Fino a pochi anni fa sarebbe stato impensabile organizzare due Olimpiadi nella stessa località a distanza di vent’anni. Poi qualcosa è cambiato nel Cio: sotto la guida di Thomas Bach i giochi estivi sono stati assegnati a Los Angeles, dove erano già stati nel 1984. Nel 2022 per i giochi invernali si tornerà a Pechino dove già nel 2008 c’era stata l’edizione estiva. Il punto è che mancano i candidati perché organizzare le Olimpiadi non conviene: i costi lievitano mediamente del 179%. Insomma, si può fare il bis.

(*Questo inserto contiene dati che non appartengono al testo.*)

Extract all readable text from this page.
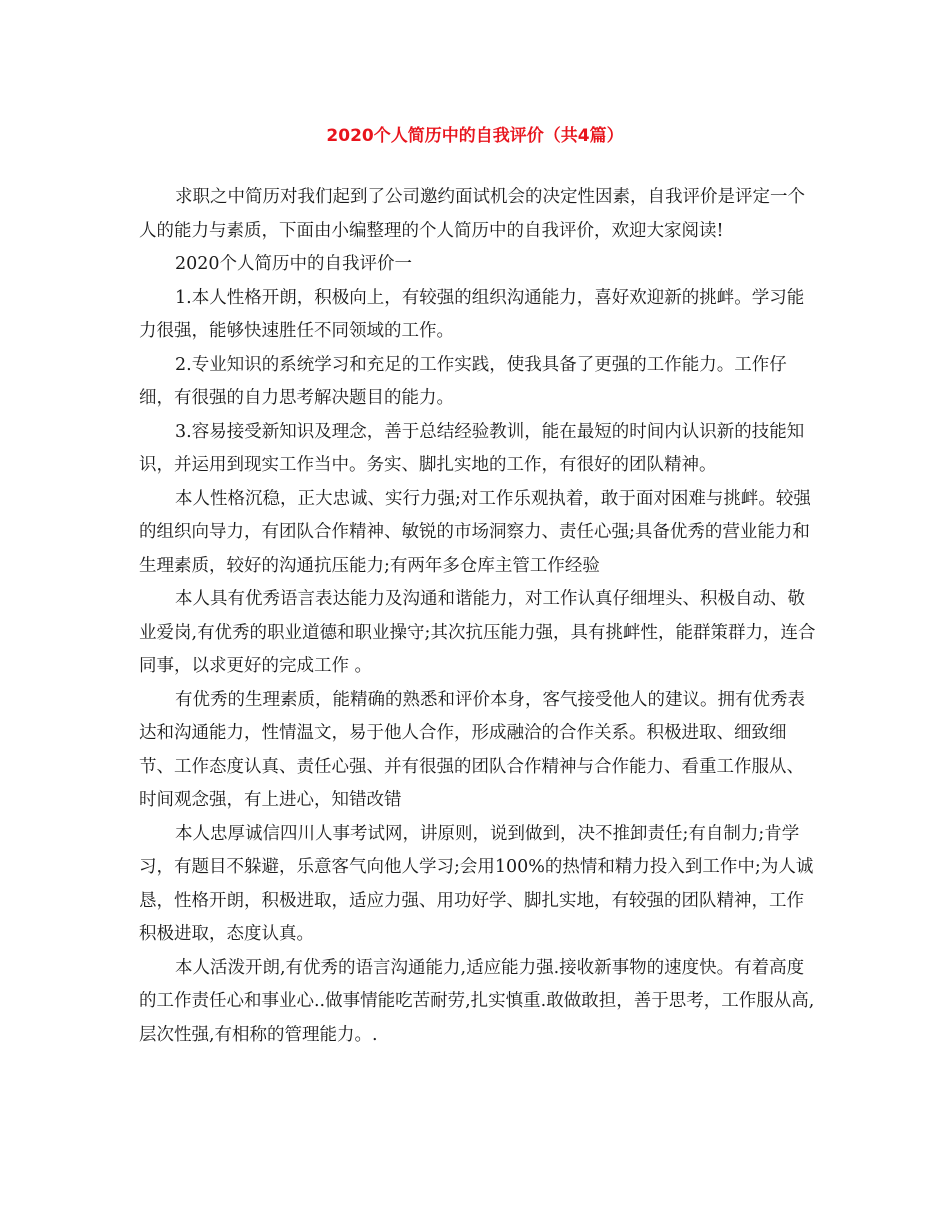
2020个人简历中的自我评价（共4篇）

求职之中简历对我们起到了公司邀约面试机会的决定性因素，自我评价是评定一个人的能力与素质，下面由小编整理的个人简历中的自我评价，欢迎大家阅读!

2020个人简历中的自我评价一

1.本人性格开朗，积极向上，有较强的组织沟通能力，喜好欢迎新的挑衅。学习能力很强，能够快速胜任不同领域的工作。

2.专业知识的系统学习和充足的工作实践，使我具备了更强的工作能力。工作仔细，有很强的自力思考解决题目的能力。

3.容易接受新知识及理念，善于总结经验教训，能在最短的时间内认识新的技能知识，并运用到现实工作当中。务实、脚扎实地的工作，有很好的团队精神。

本人性格沉稳，正大忠诚、实行力强;对工作乐观执着，敢于面对困难与挑衅。较强的组织向导力，有团队合作精神、敏锐的市场洞察力、责任心强;具备优秀的营业能力和生理素质，较好的沟通抗压能力;有两年多仓库主管工作经验

本人具有优秀语言表达能力及沟通和谐能力，对工作认真仔细埋头、积极自动、敬业爱岗,有优秀的职业道德和职业操守;其次抗压能力强，具有挑衅性，能群策群力，连合同事，以求更好的完成工作 。

有优秀的生理素质，能精确的熟悉和评价本身，客气接受他人的建议。拥有优秀表达和沟通能力，性情温文，易于他人合作，形成融洽的合作关系。积极进取、细致细节、工作态度认真、责任心强、并有很强的团队合作精神与合作能力、看重工作服从、时间观念强，有上进心，知错改错

本人忠厚诚信四川人事考试网，讲原则，说到做到，决不推卸责任;有自制力;肯学习，有题目不躲避，乐意客气向他人学习;会用100%的热情和精力投入到工作中;为人诚恳，性格开朗，积极进取，适应力强、用功好学、脚扎实地，有较强的团队精神，工作积极进取，态度认真。

本人活泼开朗,有优秀的语言沟通能力,适应能力强.接收新事物的速度快。有着高度的工作责任心和事业心..做事情能吃苦耐劳,扎实慎重.敢做敢担，善于思考，工作服从高,层次性强,有相称的管理能力。.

ALTRE REGIONI attendono la benedizione delle Olimpiadi. C’è poi il paradosso delle due candidate italiane, Milano e Torino, città di pianura o collina per i giochi dello sci. Chissà cosa ne diranno, per dire, Bolzano, Trento e Belluno. Qui si era affacciata l’ipotesi di candidarsi insieme per i giochi del 2026. Il progetto parlava di Olimpiadi a cemento zero che avrebbero utilizzato impianti già esistenti. Al massimo appoggiandosi a Innsbruck. Un’occasione, si diceva tra i sostenitori del progetto, per avvicinare la gente di montagna italiana, sudtirolese e ladina. E per dare un impulso alle Dolomiti colpite dallo spopolamento. Invece vincono sempre le grandi città. Conviene alle imprese. E alla politica: Lega, Forza Italia, Pd e M5S hanno gli occhi puntati su Milano e Torino. Le Dolomiti portano pochi voti.